Südkorea
Familie des ehemaligen Samsung-Chefs zahlt neun Milliarden Euro Erbschaftssteuer

Der ehemalige Chef des Samsung-Konzerns Lee Kun Hee verstarb im vergangenen Oktober im Alter von 78 Jahren.

© Schalk van Zuydam / Picture Alliance

Nach dem Tod des ehemaligen Samsung Chefs Lee Kun Hee im vergangenen Oktober, haben die Erben nun die Zahlung einer Erbschaftssteuer in mehrerer Milliardenhöhe veranlasst. Die Rückzahlung soll in eine Spezialklinik und die Forschung an Impfstoffen gesteckt werden.

Die Hinterbliebene des ehemaligen Chefs des Samsung Konzerns, Lee Kun Hee, müssen eine rekordverdächtige Summe an Erbschaftssteuer zahlen.
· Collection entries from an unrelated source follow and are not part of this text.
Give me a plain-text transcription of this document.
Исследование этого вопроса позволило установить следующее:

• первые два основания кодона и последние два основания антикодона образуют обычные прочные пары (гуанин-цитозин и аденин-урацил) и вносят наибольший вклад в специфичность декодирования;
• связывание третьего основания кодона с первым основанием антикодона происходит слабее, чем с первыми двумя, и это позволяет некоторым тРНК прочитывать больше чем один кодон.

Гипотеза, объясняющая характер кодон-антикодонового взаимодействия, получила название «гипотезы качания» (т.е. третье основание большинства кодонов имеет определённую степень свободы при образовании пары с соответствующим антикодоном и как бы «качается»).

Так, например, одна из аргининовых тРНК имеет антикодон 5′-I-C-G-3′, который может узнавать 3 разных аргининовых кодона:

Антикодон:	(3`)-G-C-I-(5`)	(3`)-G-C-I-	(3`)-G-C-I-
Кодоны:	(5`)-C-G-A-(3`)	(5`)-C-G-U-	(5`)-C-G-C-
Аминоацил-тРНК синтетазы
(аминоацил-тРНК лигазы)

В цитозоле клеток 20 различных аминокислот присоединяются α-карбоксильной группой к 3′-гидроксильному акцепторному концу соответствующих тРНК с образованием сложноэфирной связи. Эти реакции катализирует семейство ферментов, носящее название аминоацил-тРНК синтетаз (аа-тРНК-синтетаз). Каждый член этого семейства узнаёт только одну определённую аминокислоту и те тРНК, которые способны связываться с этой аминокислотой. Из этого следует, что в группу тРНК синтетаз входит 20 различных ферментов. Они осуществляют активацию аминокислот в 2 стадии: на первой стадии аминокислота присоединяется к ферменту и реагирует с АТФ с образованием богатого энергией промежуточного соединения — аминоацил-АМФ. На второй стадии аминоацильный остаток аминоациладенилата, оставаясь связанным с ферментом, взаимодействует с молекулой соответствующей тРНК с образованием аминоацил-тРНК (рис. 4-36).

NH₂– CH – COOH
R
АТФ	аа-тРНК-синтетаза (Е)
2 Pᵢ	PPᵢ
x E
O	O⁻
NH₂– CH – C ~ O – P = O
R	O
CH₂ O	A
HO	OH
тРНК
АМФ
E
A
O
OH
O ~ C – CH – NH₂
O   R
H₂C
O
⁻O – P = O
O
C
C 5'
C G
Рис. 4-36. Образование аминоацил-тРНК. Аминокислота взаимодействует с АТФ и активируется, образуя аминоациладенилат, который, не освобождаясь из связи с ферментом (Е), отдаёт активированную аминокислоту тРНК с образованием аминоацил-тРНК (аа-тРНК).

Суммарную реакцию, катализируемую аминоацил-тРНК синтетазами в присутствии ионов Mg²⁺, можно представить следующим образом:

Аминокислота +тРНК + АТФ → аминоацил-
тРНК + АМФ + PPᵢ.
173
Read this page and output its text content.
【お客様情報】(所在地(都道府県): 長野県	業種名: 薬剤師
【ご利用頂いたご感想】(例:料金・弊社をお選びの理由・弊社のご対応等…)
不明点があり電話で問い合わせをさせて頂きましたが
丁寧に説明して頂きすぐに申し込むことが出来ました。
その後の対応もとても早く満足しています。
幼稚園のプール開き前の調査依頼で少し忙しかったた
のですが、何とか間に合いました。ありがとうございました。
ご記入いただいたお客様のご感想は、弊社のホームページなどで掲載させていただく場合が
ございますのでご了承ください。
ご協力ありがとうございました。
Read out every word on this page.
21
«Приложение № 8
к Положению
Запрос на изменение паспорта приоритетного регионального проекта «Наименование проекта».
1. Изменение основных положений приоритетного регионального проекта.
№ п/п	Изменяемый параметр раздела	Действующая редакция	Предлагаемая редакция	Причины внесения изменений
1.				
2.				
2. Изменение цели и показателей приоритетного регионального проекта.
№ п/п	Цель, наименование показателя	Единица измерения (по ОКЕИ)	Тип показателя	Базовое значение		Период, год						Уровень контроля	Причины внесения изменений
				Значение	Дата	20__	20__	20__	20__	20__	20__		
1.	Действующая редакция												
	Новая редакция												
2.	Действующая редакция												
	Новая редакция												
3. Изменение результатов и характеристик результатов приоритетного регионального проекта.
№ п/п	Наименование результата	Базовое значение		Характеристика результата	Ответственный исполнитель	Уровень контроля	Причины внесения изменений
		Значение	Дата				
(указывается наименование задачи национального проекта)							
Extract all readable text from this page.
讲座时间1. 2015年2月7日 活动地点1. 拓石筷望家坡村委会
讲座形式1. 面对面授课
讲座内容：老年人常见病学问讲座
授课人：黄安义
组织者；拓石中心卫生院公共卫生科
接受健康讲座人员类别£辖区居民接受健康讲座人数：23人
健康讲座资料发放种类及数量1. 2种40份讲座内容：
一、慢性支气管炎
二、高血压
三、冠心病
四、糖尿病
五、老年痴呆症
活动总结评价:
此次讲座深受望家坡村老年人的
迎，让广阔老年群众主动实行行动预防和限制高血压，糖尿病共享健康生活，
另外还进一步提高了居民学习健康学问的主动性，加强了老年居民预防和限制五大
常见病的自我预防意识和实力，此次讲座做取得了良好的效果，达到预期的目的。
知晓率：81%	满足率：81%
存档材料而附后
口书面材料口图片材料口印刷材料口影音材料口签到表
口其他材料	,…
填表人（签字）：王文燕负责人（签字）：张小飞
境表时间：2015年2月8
Die Familie des verstorbenen reichsten Mannes Südkoreas kündigte an mehr als zwölf Billionen Won zu überweisen, was einem Wert von 8,9 Milliarden Euro entspricht. Damit ist die Steuerzahlung eine der größten, die in Südkorea oder weltweit jemals geleistet worden sei. „Sie entspricht dem Drei- bis Vierfachen der Gesamteinnahmen der Regierung durch Nachlasssteuern im vergangenen Jahr“, teilte die Familie am Mittwoch mit.

Eine der größten Steuerzahlungen in Südkoreas Geschichte

Die Zahlung soll demnach in sechs Raten in einem Zeitraum von fünf Jahren erfolgen. Separat davon wollen die Hinterbliebenen eine Billion Won für das Gesundheitswesen einschließlich der Impfmittel-Forschung sowie mehr als 20 000 Kunstwerke und Antiquitäten aus Lee Kun Hees Sammlung spenden.

Lee war im vergangenen Oktober im Alter von 78 Jahren gestorben. Er hinterließ seine Frau, zwei Töchter und einen Sohn. Trotz jahrelanger Bettlägerigkeit war er zuletzt noch Vorsitzender des Smartphone-Marktführers Samsung Electronics. Der Wert seines Nachlasses wird auf etwa 25 Billionen Won geschätzt – dazu gehören auch Anteile an verschiedenen Konzerntöchtern.